Acto seguido, lo primero que se siente es CULPA: ¿Qué he hecho yo para merecer esto? “Seguro que me porté mal” y se tiene la vivencia del castigo.

Por otro lado, pueden aparecer sentimientos cercanos a la TRISTEZA y al MIEDO.

Es natural que los cambios, a cualquier edad, provoquen inseguridad y miedo; temor a lo que no conocemos y que encima –en este caso- es una situación indeseada. La tristeza, ligada a la nostalgia sobreviene al momento de tomar conciencia de que no volveremos a ser “personas sanas”.

Muchas veces puede aparecer CANSANCIO y agotamiento de tener que cumplir con rutinas y responsabilidades y que de ellas dependerá nuestro futuro. Finalmente, es inevitable la cuestión SOCIAL en el temor al rechazo, al sentirse diferente y a lo que los demás puedan decir o pensar de nosotros.
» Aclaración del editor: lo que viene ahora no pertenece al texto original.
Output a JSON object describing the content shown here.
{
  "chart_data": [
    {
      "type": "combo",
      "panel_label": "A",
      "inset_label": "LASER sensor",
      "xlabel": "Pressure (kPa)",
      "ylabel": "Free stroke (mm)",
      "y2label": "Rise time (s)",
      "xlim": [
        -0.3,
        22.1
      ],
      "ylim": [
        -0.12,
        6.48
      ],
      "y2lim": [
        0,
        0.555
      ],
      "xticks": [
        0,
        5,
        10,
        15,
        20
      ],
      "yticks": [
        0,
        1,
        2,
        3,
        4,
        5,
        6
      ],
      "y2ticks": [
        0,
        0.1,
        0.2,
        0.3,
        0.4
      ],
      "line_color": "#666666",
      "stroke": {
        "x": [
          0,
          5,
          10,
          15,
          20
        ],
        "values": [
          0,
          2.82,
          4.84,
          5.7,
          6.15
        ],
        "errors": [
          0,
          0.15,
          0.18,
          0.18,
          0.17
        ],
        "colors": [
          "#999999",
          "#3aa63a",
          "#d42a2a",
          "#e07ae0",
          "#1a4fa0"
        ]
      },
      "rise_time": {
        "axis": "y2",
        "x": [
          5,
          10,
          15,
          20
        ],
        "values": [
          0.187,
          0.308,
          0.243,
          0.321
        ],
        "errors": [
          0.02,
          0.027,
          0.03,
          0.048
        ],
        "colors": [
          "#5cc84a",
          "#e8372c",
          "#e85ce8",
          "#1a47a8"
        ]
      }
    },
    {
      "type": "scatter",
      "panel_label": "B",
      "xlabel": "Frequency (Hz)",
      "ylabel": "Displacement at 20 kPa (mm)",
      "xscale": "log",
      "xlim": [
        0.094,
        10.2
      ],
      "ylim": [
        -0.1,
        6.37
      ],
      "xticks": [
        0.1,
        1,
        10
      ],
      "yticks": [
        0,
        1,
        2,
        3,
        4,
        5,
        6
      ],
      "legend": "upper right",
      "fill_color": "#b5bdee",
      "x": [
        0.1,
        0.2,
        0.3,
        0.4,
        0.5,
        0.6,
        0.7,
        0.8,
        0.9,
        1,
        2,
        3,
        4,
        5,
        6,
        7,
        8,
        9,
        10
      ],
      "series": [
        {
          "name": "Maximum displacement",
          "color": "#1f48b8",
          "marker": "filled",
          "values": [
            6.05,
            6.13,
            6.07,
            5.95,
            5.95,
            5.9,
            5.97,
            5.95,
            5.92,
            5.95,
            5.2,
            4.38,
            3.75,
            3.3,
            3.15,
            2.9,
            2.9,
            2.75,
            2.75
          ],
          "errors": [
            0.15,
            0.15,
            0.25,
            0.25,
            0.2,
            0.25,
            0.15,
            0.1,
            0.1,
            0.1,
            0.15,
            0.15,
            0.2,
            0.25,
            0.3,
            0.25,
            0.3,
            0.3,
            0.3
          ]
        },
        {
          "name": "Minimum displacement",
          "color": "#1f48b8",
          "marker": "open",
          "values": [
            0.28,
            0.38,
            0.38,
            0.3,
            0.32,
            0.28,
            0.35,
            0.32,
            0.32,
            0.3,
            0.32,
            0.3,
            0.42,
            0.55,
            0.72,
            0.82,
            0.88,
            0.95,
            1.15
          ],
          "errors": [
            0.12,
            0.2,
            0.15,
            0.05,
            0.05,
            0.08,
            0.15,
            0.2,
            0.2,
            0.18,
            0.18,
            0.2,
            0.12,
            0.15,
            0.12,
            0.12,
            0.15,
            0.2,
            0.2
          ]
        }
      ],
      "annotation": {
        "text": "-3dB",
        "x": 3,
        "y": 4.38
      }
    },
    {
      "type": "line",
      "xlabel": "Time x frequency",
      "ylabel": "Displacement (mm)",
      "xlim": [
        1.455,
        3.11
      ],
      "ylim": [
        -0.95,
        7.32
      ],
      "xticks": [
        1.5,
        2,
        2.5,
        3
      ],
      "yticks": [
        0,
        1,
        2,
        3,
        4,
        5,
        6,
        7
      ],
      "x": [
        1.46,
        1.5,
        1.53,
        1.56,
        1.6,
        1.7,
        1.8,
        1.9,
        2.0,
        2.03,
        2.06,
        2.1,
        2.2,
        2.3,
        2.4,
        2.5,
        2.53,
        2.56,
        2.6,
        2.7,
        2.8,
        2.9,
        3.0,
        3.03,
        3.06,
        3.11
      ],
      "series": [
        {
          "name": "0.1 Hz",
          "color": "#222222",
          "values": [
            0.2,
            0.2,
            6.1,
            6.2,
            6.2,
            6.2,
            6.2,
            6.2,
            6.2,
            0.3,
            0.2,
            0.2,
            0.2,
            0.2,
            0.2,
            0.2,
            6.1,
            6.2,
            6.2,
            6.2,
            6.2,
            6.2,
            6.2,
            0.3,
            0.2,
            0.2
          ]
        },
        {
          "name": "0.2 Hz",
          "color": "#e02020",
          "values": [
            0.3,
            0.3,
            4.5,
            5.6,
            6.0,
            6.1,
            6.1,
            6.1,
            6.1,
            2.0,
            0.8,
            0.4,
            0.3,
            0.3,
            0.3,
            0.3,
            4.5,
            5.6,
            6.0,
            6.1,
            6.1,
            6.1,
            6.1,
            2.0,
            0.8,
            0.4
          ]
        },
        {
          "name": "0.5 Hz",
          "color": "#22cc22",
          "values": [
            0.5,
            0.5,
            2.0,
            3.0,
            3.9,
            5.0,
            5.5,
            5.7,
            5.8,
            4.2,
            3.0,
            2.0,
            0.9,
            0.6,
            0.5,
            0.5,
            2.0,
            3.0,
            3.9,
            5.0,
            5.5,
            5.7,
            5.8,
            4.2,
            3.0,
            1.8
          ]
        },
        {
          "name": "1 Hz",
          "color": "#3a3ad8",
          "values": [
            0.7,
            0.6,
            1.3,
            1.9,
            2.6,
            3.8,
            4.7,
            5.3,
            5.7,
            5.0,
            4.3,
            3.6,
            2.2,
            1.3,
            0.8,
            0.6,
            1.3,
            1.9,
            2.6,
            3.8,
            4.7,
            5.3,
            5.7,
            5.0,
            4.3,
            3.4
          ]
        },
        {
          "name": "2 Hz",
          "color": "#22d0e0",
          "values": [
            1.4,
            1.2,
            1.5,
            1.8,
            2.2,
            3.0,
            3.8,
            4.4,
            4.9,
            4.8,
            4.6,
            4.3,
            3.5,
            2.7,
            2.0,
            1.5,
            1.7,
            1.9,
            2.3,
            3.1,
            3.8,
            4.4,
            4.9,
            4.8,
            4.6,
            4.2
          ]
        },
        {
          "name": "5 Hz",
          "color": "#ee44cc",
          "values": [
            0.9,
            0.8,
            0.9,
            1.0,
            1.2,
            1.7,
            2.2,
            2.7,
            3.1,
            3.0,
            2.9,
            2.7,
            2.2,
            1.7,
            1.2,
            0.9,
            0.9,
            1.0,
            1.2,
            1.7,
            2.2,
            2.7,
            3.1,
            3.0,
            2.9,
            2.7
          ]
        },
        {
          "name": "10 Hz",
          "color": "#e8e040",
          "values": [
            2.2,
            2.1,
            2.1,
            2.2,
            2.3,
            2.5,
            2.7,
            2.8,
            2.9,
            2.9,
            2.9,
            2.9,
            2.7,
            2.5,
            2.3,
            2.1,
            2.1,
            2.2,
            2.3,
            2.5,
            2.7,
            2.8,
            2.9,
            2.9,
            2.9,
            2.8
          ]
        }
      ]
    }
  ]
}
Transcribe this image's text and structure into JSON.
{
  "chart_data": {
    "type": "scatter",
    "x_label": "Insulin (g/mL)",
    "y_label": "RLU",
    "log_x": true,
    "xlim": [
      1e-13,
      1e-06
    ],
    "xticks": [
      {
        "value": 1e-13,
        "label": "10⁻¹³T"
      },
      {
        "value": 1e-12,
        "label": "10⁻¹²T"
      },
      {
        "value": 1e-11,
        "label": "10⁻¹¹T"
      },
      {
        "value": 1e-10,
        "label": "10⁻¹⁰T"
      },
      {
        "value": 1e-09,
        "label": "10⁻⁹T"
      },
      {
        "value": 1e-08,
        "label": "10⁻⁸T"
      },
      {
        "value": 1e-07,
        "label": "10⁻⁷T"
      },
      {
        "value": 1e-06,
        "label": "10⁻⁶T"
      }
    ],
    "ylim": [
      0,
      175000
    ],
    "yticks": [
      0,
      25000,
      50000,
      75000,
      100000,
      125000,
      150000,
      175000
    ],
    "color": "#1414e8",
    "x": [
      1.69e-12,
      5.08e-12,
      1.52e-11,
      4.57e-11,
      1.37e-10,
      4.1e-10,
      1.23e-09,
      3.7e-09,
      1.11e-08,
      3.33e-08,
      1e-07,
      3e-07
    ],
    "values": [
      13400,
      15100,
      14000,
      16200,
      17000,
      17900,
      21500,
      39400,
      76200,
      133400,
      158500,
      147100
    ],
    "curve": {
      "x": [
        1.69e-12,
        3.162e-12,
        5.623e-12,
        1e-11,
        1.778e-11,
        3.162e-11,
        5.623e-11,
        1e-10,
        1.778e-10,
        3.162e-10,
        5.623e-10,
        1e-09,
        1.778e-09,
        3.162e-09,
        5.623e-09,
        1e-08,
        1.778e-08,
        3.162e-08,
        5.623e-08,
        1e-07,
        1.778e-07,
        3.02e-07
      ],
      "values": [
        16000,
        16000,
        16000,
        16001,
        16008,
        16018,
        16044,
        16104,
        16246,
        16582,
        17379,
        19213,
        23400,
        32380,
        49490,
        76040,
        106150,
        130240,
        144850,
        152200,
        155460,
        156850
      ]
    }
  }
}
Justo en una edad en la que las burlas están a la orden del día y el sentido de pertenencia a un grupo nos hace sentir fuertes y seguros.

Es muy importante que un niño, de la edad que sea, pueda tener un espacio para expresar o hablar de lo que le pasa con su enfermedad: dibujar, cantar, actuar o escribir. Que pueda preguntar y pueda re-construir sus pilares de confianza ante la nueva situación. Que sepa que su familia y sus afectos lo seguirán queriendo de igual manera y que estarán cerca.

La escuela deberá informarse con un educador o profesional para acompañar lo mejor posible a un niño con Diabetes porque cumple una función social central.

No es casual la descripción de los 10 años, a esa edad apareció mi Diabetes: necesité del apoyo de toda mi familia, amigos y mis maestros de escuela para enfrentar las contrariedades. Para la próxima, quedará el paso por la adolescencia con Diabetes.